La confiance en soi varie d’un individu à l’autre, mais pourquoi ?

Santé mentale : de quoi la confiance en soi dépend-elle ?

En France, on estime qu’une personne sur cinq a souffert ou souffrira d’un ou plusieurs épisodes de dépression au cours de sa vie. Le coût humain – et économique – de cette maladie est considérable, ce qui explique que sa prise en charge soit l’une des priorités du gouvernement.

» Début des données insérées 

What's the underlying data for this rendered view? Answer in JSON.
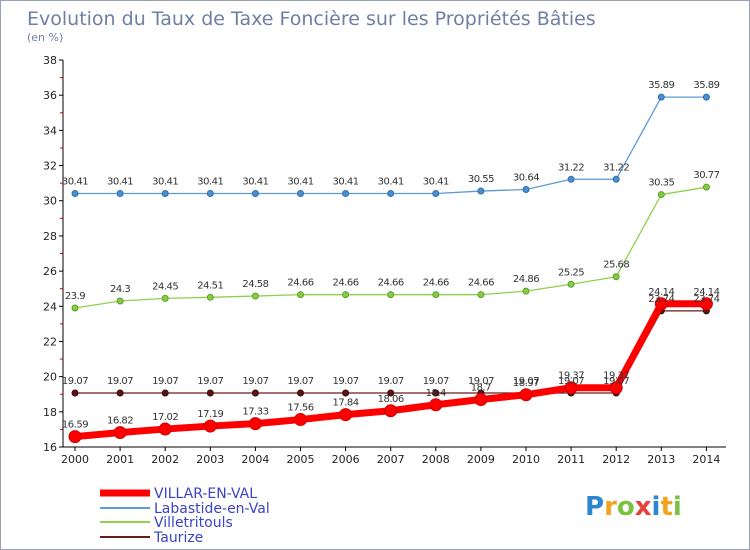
{
  "chart_data": {
    "type": "line",
    "title": "Evolution du Taux de Taxe Foncière sur les Propriétés Bâties",
    "ylabel": "(en %)",
    "xlabel": "",
    "ylim": [
      16,
      38
    ],
    "yticks": [
      16,
      18,
      20,
      22,
      24,
      26,
      28,
      30,
      32,
      34,
      36,
      38
    ],
    "x": [
      "2000",
      "2001",
      "2002",
      "2003",
      "2004",
      "2005",
      "2006",
      "2007",
      "2008",
      "2009",
      "2010",
      "2011",
      "2012",
      "2013",
      "2014"
    ],
    "series": [
      {
        "name": "VILLAR-EN-VAL",
        "color": "#ff0000",
        "values": [
          16.59,
          16.82,
          17.02,
          17.19,
          17.33,
          17.56,
          17.84,
          18.06,
          18.4,
          18.7,
          18.97,
          19.37,
          19.37,
          24.14,
          24.14
        ],
        "labels": [
          "16.59",
          "16.82",
          "17.02",
          "17.19",
          "17.33",
          "17.56",
          "17.84",
          "18.06",
          "18.4",
          "18.7",
          "18.97",
          "19.37",
          "19.37",
          "24.14",
          "24.14"
        ]
      },
      {
        "name": "Labastide-en-Val",
        "color": "#5b9bd5",
        "values": [
          30.41,
          30.41,
          30.41,
          30.41,
          30.41,
          30.41,
          30.41,
          30.41,
          30.41,
          30.55,
          30.64,
          31.22,
          31.22,
          35.89,
          35.89
        ],
        "labels": [
          "30.41",
          "30.41",
          "30.41",
          "30.41",
          "30.41",
          "30.41",
          "30.41",
          "30.41",
          "30.41",
          "30.55",
          "30.64",
          "31.22",
          "31.22",
          "35.89",
          "35.89"
        ]
      },
      {
        "name": "Villetritouls",
        "color": "#8fd14f",
        "values": [
          23.9,
          24.3,
          24.45,
          24.51,
          24.58,
          24.66,
          24.66,
          24.66,
          24.66,
          24.66,
          24.86,
          25.25,
          25.68,
          30.35,
          30.77
        ],
        "labels": [
          "23.9",
          "24.3",
          "24.45",
          "24.51",
          "24.58",
          "24.66",
          "24.66",
          "24.66",
          "24.66",
          "24.66",
          "24.86",
          "25.25",
          "25.68",
          "30.35",
          "30.77"
        ]
      },
      {
        "name": "Taurize",
        "color": "#6b1a1a",
        "values": [
          19.07,
          19.07,
          19.07,
          19.07,
          19.07,
          19.07,
          19.07,
          19.07,
          19.07,
          19.07,
          19.07,
          19.07,
          19.07,
          23.74,
          23.74
        ],
        "labels": [
          "19.07",
          "19.07",
          "19.07",
          "19.07",
          "19.07",
          "19.07",
          "19.07",
          "19.07",
          "19.07",
          "19.07",
          "19.07",
          "19.07",
          "19.07",
          "23.74",
          "23.74"
        ]
      }
    ],
    "legend": [
      "VILLAR-EN-VAL",
      "Labastide-en-Val",
      "Villetritouls",
      "Taurize"
    ],
    "grid": false
  },
  "logo": {
    "text": "Proxiti"
  }
}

Les recherches scientifiques ont démontré que l’estime de soi est un facteur clef dans l’émergence des troubles mentaux, en particulier ceux de nature anxieuse et dépressive. Mieux comprendre comment l’estime de soi et la confiance en nos capacités s’établissent et se maintiennent au cours de la vie pourrait permettre de mieux prendre en charge certains de ces troubles.

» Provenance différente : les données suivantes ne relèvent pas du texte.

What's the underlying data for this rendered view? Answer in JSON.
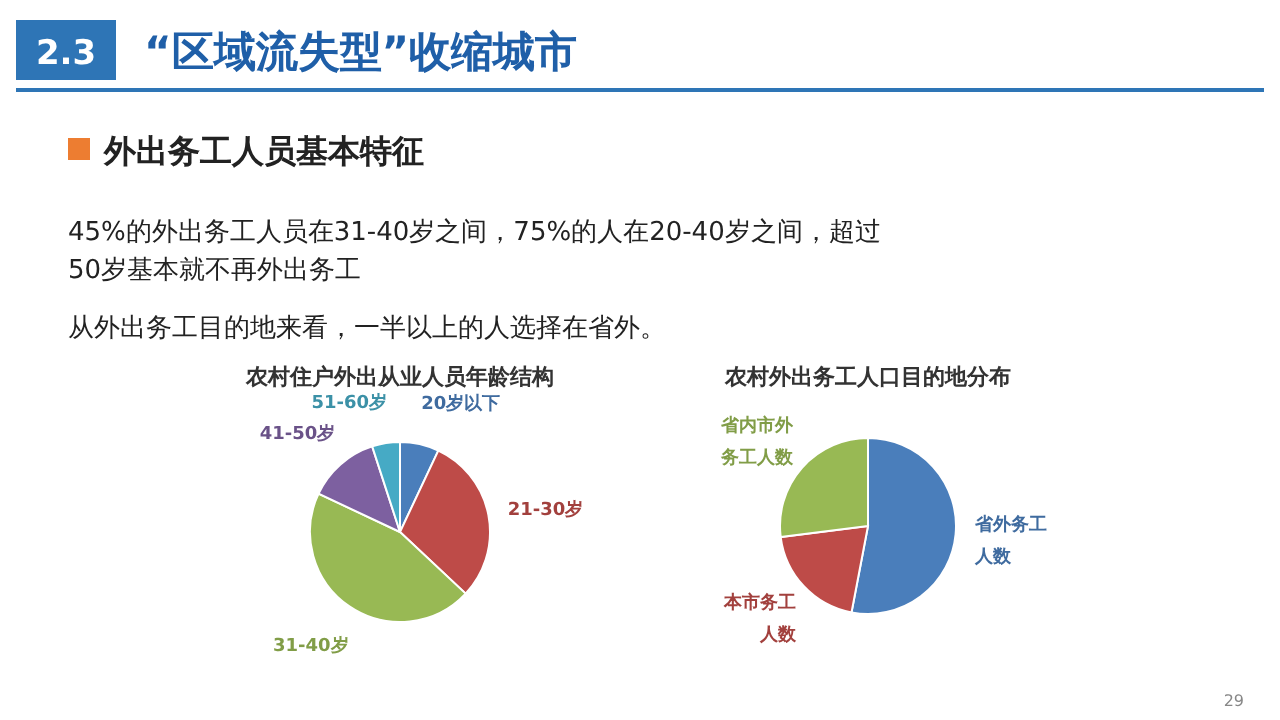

Aujourd’hui encore, les mécanismes cognitifs et cérébraux qui sous-tendent l’estime de soi ou mènent à son altération demeurent mal connus. Avant de pouvoir les élucider, il faut d’abord répondre à plusieurs questions : à quel niveaux s’exprime la confiance ? Pourquoi est-elle si variable d’un individu à l’autre ? Existe-t-il des « profils psychiatriques » liés à l’estime de soi ?

Situés à l’intersection des neurosciences, de la modélisation mathématique et de la psychiatrie, nos travaux de recherche ambitionnent de répondre à ces questions, afin de mieux comprendre cet aspect critique de la cognition humaine.

Voici ce que nous avons appris jusqu’à présent, ainsi que les principales hypothèses en vigueur.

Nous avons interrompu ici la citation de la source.